This work examines the time complexity of quantum search algorithms on combinatorial $t$-designs with multiple marked elements using the continuous-time quantum walk. Through a detailed exploration of $t$-designs and their incidence matrices, we identify a subset of bipartite graphs that are conducive to success compared to random-walk-based search algorithms. These graphs have adjacency matrices with eigenvalues and eigenvectors that can be determined algebraically and are also suitable for analysis in the multiple-marked vertex scenario.
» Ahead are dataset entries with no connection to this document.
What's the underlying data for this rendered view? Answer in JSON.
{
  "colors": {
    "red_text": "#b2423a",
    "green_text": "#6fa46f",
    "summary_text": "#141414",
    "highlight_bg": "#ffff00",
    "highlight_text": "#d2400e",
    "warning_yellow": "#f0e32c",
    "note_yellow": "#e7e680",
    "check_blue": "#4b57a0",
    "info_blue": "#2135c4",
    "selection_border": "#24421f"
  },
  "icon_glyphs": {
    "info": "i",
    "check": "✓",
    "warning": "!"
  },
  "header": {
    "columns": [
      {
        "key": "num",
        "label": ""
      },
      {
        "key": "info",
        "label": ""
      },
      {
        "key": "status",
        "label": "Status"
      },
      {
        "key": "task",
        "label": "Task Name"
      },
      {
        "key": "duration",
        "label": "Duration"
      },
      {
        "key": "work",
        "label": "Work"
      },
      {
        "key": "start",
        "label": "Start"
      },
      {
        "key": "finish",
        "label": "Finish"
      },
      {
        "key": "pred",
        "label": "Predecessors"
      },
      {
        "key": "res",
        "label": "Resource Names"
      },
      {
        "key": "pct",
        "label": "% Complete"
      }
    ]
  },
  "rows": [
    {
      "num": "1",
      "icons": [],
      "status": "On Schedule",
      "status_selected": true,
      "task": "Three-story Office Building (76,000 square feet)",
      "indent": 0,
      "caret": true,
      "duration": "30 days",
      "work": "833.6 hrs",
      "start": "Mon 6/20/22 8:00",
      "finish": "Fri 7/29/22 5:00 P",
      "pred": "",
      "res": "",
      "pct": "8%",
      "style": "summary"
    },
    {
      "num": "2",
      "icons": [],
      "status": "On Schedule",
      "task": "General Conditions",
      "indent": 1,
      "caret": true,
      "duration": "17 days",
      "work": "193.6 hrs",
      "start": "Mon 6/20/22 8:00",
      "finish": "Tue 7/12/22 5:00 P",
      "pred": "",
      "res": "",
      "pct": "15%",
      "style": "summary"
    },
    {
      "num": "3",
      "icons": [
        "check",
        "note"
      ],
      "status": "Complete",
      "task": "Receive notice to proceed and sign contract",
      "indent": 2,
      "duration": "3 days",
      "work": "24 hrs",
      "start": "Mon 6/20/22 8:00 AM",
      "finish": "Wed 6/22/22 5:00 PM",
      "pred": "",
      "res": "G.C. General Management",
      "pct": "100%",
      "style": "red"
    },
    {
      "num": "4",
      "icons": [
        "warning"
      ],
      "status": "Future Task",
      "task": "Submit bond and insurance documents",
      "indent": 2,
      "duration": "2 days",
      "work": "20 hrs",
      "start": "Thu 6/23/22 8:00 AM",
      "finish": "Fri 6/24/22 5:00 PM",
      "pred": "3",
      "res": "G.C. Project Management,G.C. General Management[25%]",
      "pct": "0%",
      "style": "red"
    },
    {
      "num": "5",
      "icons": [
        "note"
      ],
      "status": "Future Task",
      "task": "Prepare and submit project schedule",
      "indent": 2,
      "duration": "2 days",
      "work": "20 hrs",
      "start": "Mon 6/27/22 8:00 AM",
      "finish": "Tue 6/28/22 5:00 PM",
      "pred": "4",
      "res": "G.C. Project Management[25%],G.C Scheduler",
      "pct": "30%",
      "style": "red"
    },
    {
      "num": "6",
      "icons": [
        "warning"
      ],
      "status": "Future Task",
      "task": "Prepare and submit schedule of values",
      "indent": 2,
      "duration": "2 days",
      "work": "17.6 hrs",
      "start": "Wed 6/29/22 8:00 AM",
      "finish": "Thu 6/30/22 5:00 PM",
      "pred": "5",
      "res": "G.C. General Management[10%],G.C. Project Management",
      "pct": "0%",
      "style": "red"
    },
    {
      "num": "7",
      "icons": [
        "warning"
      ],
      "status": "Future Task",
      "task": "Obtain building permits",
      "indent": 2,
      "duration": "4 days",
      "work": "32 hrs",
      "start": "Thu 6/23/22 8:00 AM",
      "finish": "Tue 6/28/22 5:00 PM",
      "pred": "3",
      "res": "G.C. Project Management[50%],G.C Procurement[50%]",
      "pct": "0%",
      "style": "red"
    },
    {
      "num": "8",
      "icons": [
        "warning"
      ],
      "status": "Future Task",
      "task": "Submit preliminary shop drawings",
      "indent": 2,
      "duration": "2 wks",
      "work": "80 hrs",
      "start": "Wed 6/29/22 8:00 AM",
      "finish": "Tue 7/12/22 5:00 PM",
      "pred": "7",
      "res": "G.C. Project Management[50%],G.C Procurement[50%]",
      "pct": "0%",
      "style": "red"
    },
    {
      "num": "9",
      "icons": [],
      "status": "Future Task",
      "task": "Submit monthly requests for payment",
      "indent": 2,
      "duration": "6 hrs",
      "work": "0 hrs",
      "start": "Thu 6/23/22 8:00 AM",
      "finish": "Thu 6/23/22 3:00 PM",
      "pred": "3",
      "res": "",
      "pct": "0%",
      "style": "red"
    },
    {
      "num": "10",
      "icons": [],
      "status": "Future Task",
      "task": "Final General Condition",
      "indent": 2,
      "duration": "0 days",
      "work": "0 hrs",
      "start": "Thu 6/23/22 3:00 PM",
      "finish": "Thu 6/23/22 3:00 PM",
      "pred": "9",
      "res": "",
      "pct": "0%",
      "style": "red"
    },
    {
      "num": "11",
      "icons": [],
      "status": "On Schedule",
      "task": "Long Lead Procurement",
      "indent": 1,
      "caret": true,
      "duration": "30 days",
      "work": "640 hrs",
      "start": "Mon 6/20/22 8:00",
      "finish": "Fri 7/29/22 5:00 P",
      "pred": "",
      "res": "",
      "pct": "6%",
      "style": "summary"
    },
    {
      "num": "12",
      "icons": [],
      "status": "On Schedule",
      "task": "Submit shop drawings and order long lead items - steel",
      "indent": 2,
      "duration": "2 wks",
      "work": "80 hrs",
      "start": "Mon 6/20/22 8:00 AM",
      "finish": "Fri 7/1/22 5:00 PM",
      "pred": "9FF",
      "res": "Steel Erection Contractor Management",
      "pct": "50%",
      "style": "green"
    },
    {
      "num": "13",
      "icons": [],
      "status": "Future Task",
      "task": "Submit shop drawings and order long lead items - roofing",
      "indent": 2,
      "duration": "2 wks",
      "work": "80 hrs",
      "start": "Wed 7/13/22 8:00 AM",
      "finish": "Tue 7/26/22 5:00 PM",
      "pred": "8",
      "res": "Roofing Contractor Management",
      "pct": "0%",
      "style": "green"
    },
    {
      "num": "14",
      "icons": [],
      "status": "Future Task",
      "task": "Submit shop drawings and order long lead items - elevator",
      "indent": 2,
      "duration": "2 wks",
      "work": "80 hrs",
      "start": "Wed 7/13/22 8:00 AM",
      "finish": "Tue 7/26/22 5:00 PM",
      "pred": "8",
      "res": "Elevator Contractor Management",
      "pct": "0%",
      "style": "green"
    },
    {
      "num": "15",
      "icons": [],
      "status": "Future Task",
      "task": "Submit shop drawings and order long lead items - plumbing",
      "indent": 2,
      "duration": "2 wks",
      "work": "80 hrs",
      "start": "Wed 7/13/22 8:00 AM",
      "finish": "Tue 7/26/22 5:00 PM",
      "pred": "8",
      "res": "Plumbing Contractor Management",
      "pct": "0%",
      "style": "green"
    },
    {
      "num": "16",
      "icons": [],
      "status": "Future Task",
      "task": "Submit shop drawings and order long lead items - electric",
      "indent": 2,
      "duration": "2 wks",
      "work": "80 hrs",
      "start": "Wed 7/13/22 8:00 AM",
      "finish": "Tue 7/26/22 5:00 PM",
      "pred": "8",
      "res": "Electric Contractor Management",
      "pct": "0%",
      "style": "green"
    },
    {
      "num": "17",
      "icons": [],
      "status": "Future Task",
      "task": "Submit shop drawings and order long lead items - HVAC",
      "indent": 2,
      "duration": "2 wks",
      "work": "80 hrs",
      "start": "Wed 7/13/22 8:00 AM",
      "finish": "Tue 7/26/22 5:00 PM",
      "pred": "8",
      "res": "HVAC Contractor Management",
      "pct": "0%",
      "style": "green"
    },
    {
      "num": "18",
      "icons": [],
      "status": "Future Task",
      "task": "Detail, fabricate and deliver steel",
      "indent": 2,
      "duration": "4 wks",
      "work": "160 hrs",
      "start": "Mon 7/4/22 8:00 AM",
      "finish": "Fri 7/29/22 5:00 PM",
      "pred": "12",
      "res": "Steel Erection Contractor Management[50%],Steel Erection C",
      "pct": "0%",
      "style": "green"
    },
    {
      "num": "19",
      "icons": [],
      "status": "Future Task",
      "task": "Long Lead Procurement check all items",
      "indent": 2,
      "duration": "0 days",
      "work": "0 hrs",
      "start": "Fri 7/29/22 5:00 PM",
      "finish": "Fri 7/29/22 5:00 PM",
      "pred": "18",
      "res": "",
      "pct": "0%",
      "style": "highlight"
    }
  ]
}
We show that the continuous-time quantum walk on certain symmetric $t$-designs achieves an optimal running time of $O(\sqrt{n})$, where $n$ is the number of points and blocks, even when accounting for an arbitrary number of marked elements. Upon examining two primary configurations of marked elements distributions, we observe that the success probability is consistently $o(1)$, but it approaches 1 asymptotically in certain scenarios.

翻译：本文研究了在组合t-设计上利用连续时间量子游走进行包含多个标记元素的量子搜索算法的时间复杂度。通过对t-设计及其关联矩阵的深入探究，我们识别出一类相较于基于随机游走的搜索算法更易取得成功的二部图子集。这些图的邻接矩阵具有可代数求解的特征值与特征向量，且适用于多标记顶点场景的分析。研究表明，在特定对称t-设计上，即使考虑任意数量的标记元素，连续时间量子游走仍能达到最优运行时间$O(\sqrt{n})$（其中$n$为点与块的数量）。通过考察两种主要的标记元素分布配置，我们观察到成功概率始终为$o(1)$，但在某些场景下会渐近趋近于1。